We'll Likely Never See the End Coming

GURPS

INGSOC
PREMO Member
If Stephen Hawking time-traveled to whisper his final warning to Albert Einstein, the 20th-century genius would probably not have had a clue what the 21st-century physicist was talking about. Expectations can change with new information. After the Chelyabinsk asteroid hit Russia in 2013 — a little over a century after a larger impact struck Tunguska — it reopened the question of how often the earth was actually struck by such nuclear bomb-class objects. Chelyabinsk exceeded 470 kilotons of TNT and Tunguska had an estimated energy of 3 to 5 megatons.

Until recently, nobody knew the frequency. The earth is so large and until recently so sparsely populated that asteroids of this size may have been falling for some time, especially at sea, every few decades without being recorded. Only in the first decade of the 21st century did people start collecting hard data for purposes of Planetary Defense. What the B612 Foundation, a U.S.-based non-profit made up of former astronauts and scientists found was the threat relative to our tracking capability means we will likely never see one coming.

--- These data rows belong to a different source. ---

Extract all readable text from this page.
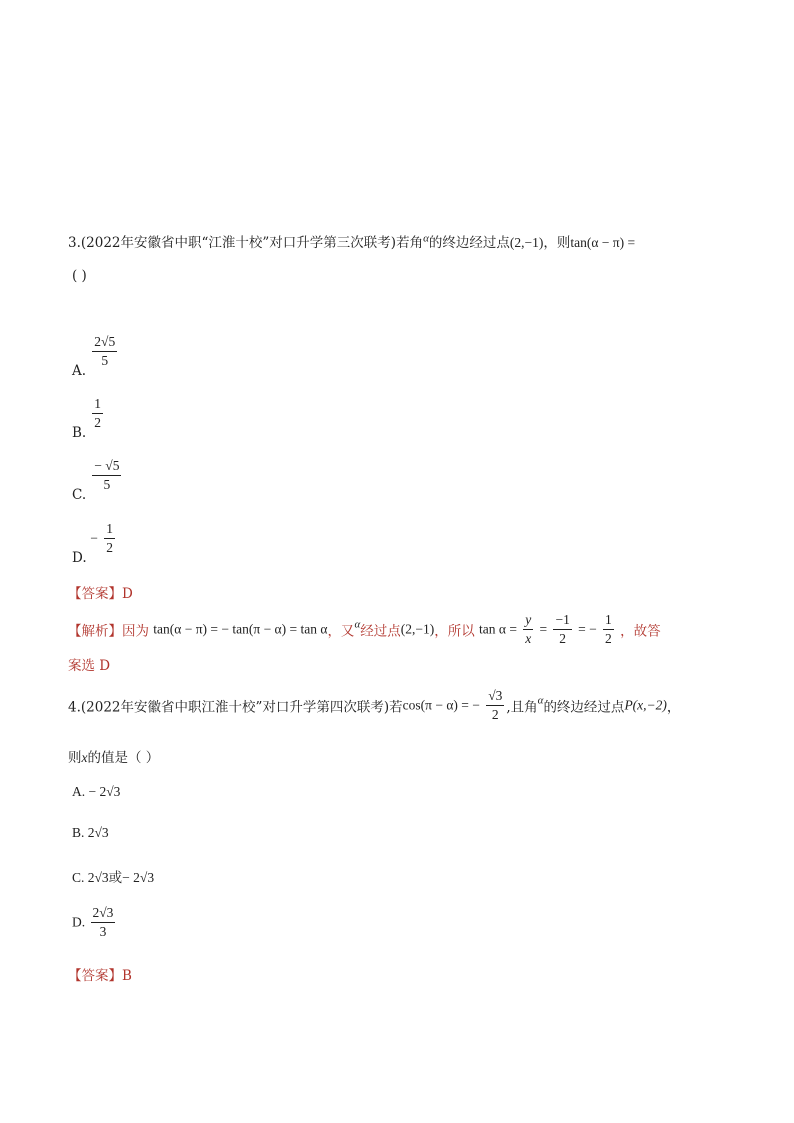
3.(2022年安徽省中职“江淮十校”对口升学第三次联考)若角$^\alpha$的终边经过点(2,−1)，则tan(α − π) =
( )
A.
$\frac{2√5}{5}$
B.
$\frac{1}{2}$
C.
$\frac{- √5}{5}$
D. − $\frac{1}{2}$
【答案】D
【解析】因为 tan(α − π) = − tan(π − α) = tan α，又$^\alpha$经过点(2,−1)，所以 $\tan \alpha = \frac{y}{x} = \frac{-1}{2}$ = − $\frac{1}{2}$ ，故答
案选 D
4.(2022年安徽省中职江淮十校”对口升学第四次联考)若cos(π − α) = − $\frac{√3}{2}$ ,且角$^\alpha$的终边经过点P(x,−2)，
则x的值是（ ）
A. − 2√3
B. 2√3
C. 2√3或− 2√3
D. $\frac{2√3}{3}$
【答案】B
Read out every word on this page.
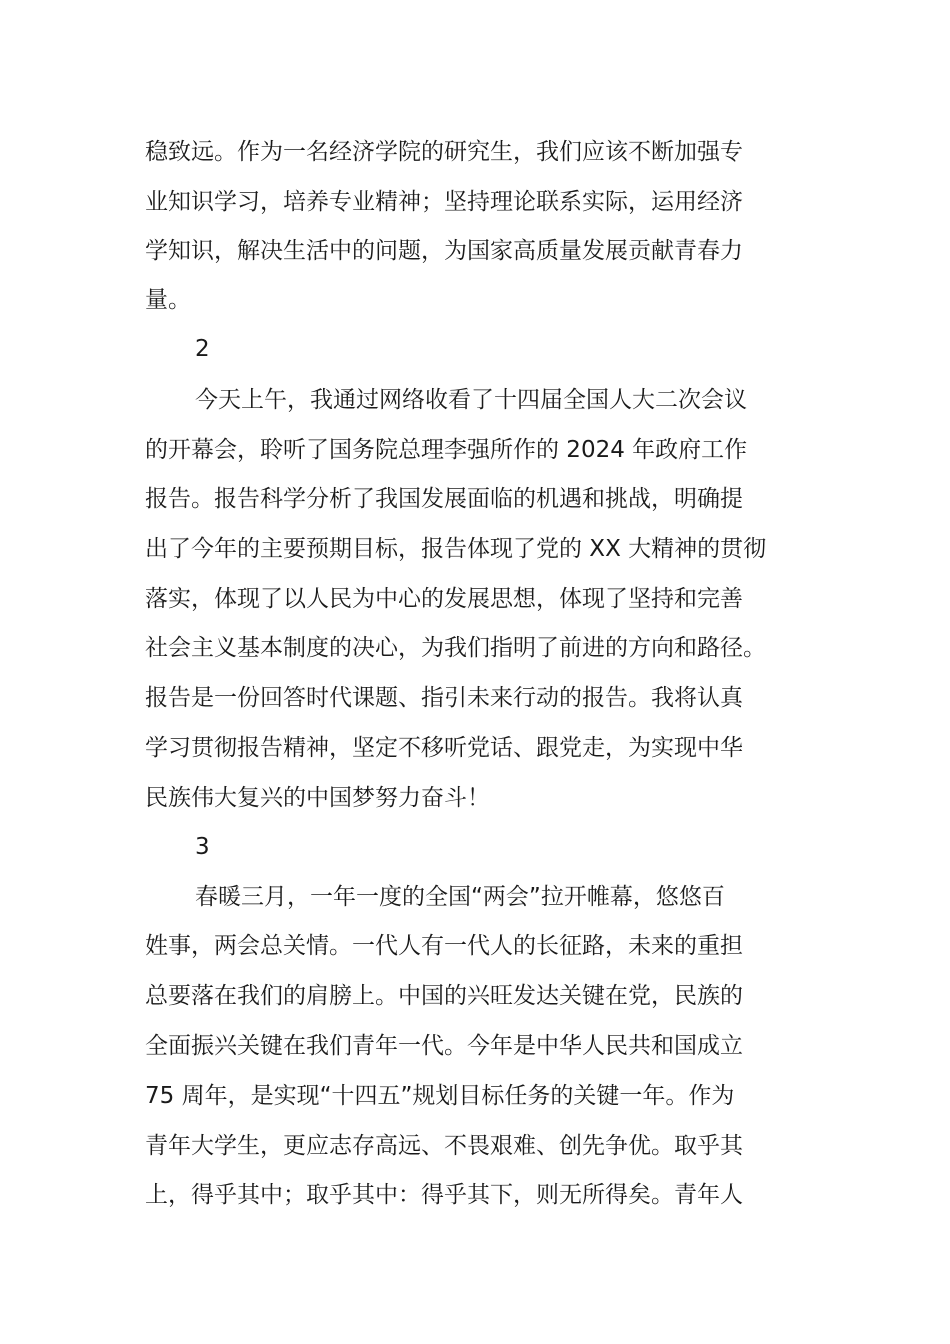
稳致远。作为一名经济学院的研究生，我们应该不断加强专
业知识学习，培养专业精神；坚持理论联系实际，运用经济
学知识，解决生活中的问题，为国家高质量发展贡献青春力
量。
2
今天上午，我通过网络收看了十四届全国人大二次会议
的开幕会，聆听了国务院总理李强所作的 2024 年政府工作
报告。报告科学分析了我国发展面临的机遇和挑战，明确提
出了今年的主要预期目标，报告体现了党的 XX 大精神的贯彻
落实，体现了以人民为中心的发展思想，体现了坚持和完善
社会主义基本制度的决心，为我们指明了前进的方向和路径。
报告是一份回答时代课题、指引未来行动的报告。我将认真
学习贯彻报告精神，坚定不移听党话、跟党走，为实现中华
民族伟大复兴的中国梦努力奋斗！
3
春暖三月，一年一度的全国“两会”拉开帷幕，悠悠百
姓事，两会总关情。一代人有一代人的长征路，未来的重担
总要落在我们的肩膀上。中国的兴旺发达关键在党，民族的
全面振兴关键在我们青年一代。今年是中华人民共和国成立
75 周年，是实现“十四五”规划目标任务的关键一年。作为
青年大学生，更应志存高远、不畏艰难、创先争优。取乎其
上，得乎其中；取乎其中：得乎其下，则无所得矣。青年人
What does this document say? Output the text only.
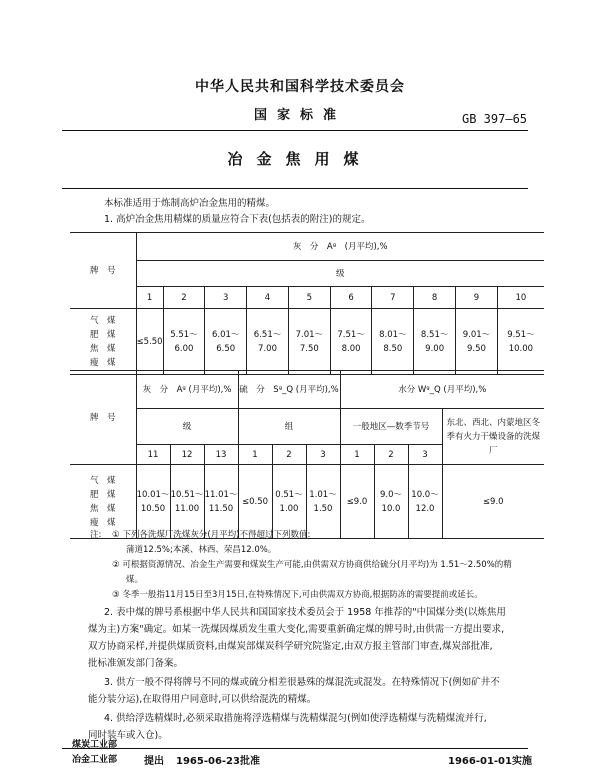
中华人民共和国科学技术委员会
国家标准	GB 397—65
冶金焦用煤
本标准适用于炼制高炉冶金焦用的精煤。
1. 高炉冶金焦用精煤的质量应符合下表(包括表的附注)的规定。
牌　号	灰　分　Aᵍ　(月平均),%									
	级									
	1	2	3	4	5	6	7	8	9	10

气　煤
肥　煤
焦　煤
瘦　煤	≤5.50	5.51～ 6.00	6.01～ 6.50	6.51～ 7.00	7.01～ 7.50	7.51～ 8.00	8.01～ 8.50	8.51～ 9.00	9.01～ 9.50	9.51～ 10.00
牌　号	灰　分　Aᵍ (月平均),%			硫　分　Sᵍ_Q (月平均),%			水分 Wᵍ_Q (月平均),%			
	级			组			一般地区—数季节号			东北、西北、内蒙地区冬季有火力干燥设备的洗煤厂
	11	12	13	1	2	3	1	2	3	

气　煤
肥　煤
焦　煤
瘦　煤	10.01～ 10.50	10.51～ 11.00	11.01～ 11.50	≤0.50	0.51～ 1.00	1.01～ 1.50	≤9.0	9.0～ 10.0	10.0～ 12.0	≤9.0
注: ① 下列各洗煤厂洗煤灰分(月平均)不得超过下列数值:
蒲道12.5%;本溪、林西、荣昌12.0%。
② 可根据资源情况、冶金生产需要和煤炭生产可能,由供需双方协商供给硫分(月平均)为 1.51～2.50%的精
煤。
③ 冬季一般指11月15日至3月15日,在特殊情况下,可由供需双方协商,根据防冻的需要提前或延长。
2. 表中煤的牌号系根据中华人民共和国国家技术委员会于 1958 年推荐的"中国煤分类(以炼焦用
煤为主)方案"确定。如某一洗煤因煤质发生重大变化,需要重新确定煤的牌号时,由供需一方提出要求,
双方协商采样,并提供煤质资料,由煤炭部煤炭科学研究院鉴定,由双方报主管部门审查,煤炭部批准,
批标准颁发部门备案。
3. 供方一般不得将牌号不同的煤或硫分相差很悬殊的煤混洗或混发。在特殊情况下(例如矿井不
能分装分运),在取得用户同意时,可以供给混洗的精煤。
4. 供给浮选精煤时,必须采取措施将浮选精煤与洗精煤混匀(例如使浮选精煤与洗精煤流并行,
同时装车或入仓)。
煤炭工业部
冶金工业部	提出 1965-06-23批准	1966-01-01实施
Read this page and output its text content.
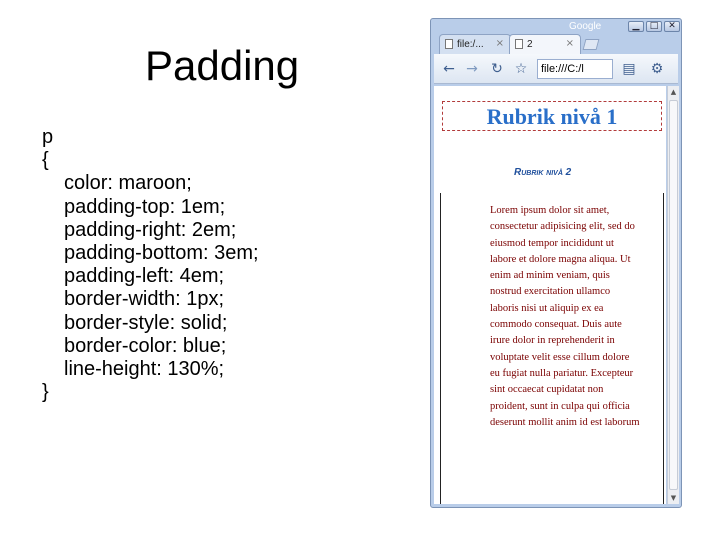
Padding
p
{
color: maroon;
padding-top: 1em;
padding-right: 2em;
padding-bottom: 3em;
padding-left: 4em;
border-width: 1px;
border-style: solid;
border-color: blue;
line-height: 130%;
}
Google	▁	□	✕
file:/... × 2	×
← → ↻ ☆ file:///C:/l	▤ ⚙
Rubrik nivå 1
Rubrik nivå 2
Lorem ipsum dolor sit amet, consectetur adipisicing elit, sed do eiusmod tempor incididunt ut labore et dolore magna aliqua. Ut enim ad minim veniam, quis nostrud exercitation ullamco laboris nisi ut aliquip ex ea commodo consequat. Duis aute irure dolor in reprehenderit in voluptate velit esse cillum dolore eu fugiat nulla pariatur. Excepteur sint occaecat cupidatat non proident, sunt in culpa qui officia deserunt mollit anim id est laborum
▲
▼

Chelyabinsk changed our perception of what the asteroid problem was. Those who feel humanity should make a multi-decade $93 trillion commitment to a Green New Deal a top priority should ask themselves how our threat perceptions would change if one Tunguska-class object strikes near a major city sometime this century. Just how quickly priorities can shift is shown by the rise and fall of China's One Child Policy.